New CentOS installation.
I was running an import of a large DB (2GB sql file) and had a problem. The SSH client seemed to lose the connection and the import seemed to freeze. I used another window to login to mysql and the import appeared to be dead, stuck on a particular 3M row table.
So I tried
DROP DATABASE huge_db;
15-20 minutes later, nothing. In another window, I did:
/etc/init.d/mysqld restart
The DROP DB window messaged: SERVER SHUTDOWN. Then I actually restarted the physical server.
Logged back into mysql, checked and the db was still there, ran
DROP DATABASE huge_db;
again, and again I'm waiting already about 5 minutes.
Once again, it's fresh installation. The huge_db
is the only db (other than system dbs). I swear I've dropped db's this large before and quickly, but maybe I'm wrong.
I've successfully dropped the database. It took something like 30 minutes. Also note that I think I was mistaken when I thought the mysqldump import was dead. The terminal connection was lost, but I think the process was still running. I most-likely killed the import mid-table (the 3M row table) and probably 3/4 of the way through the whole db. It was misleading that "top" showed mysql using only 3% of memory, when it seemed like it should be using more.

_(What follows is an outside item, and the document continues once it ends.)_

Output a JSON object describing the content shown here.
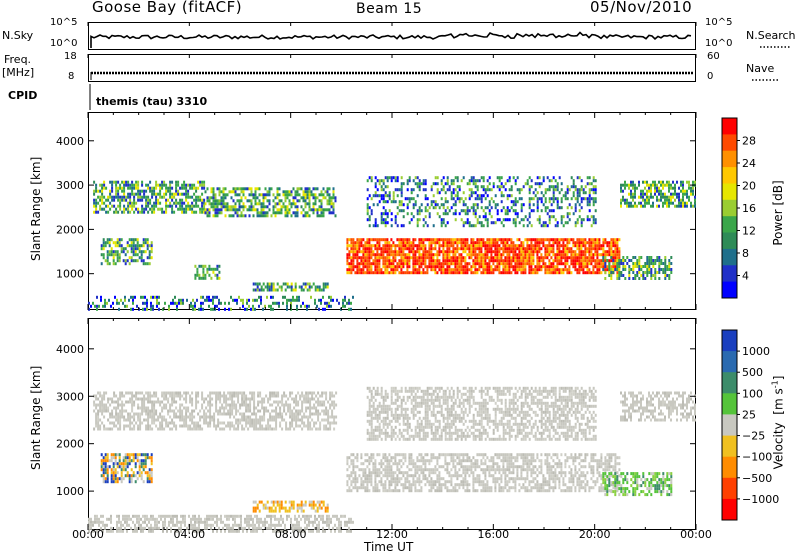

Dropping the DB ended up taking 30 min, so, again, I might not have had to restart the server and possibly could have just waited for the DROP to finish, but I don't know how mysql would react to getting a DROP query for the same db that it's importing via mysqldump.
Still, the question remains, why does it take 30min+ to DROP a 2GB database when all it should have to do is delete all the db files and remove all references to the DB from information_schema? What's the big deal?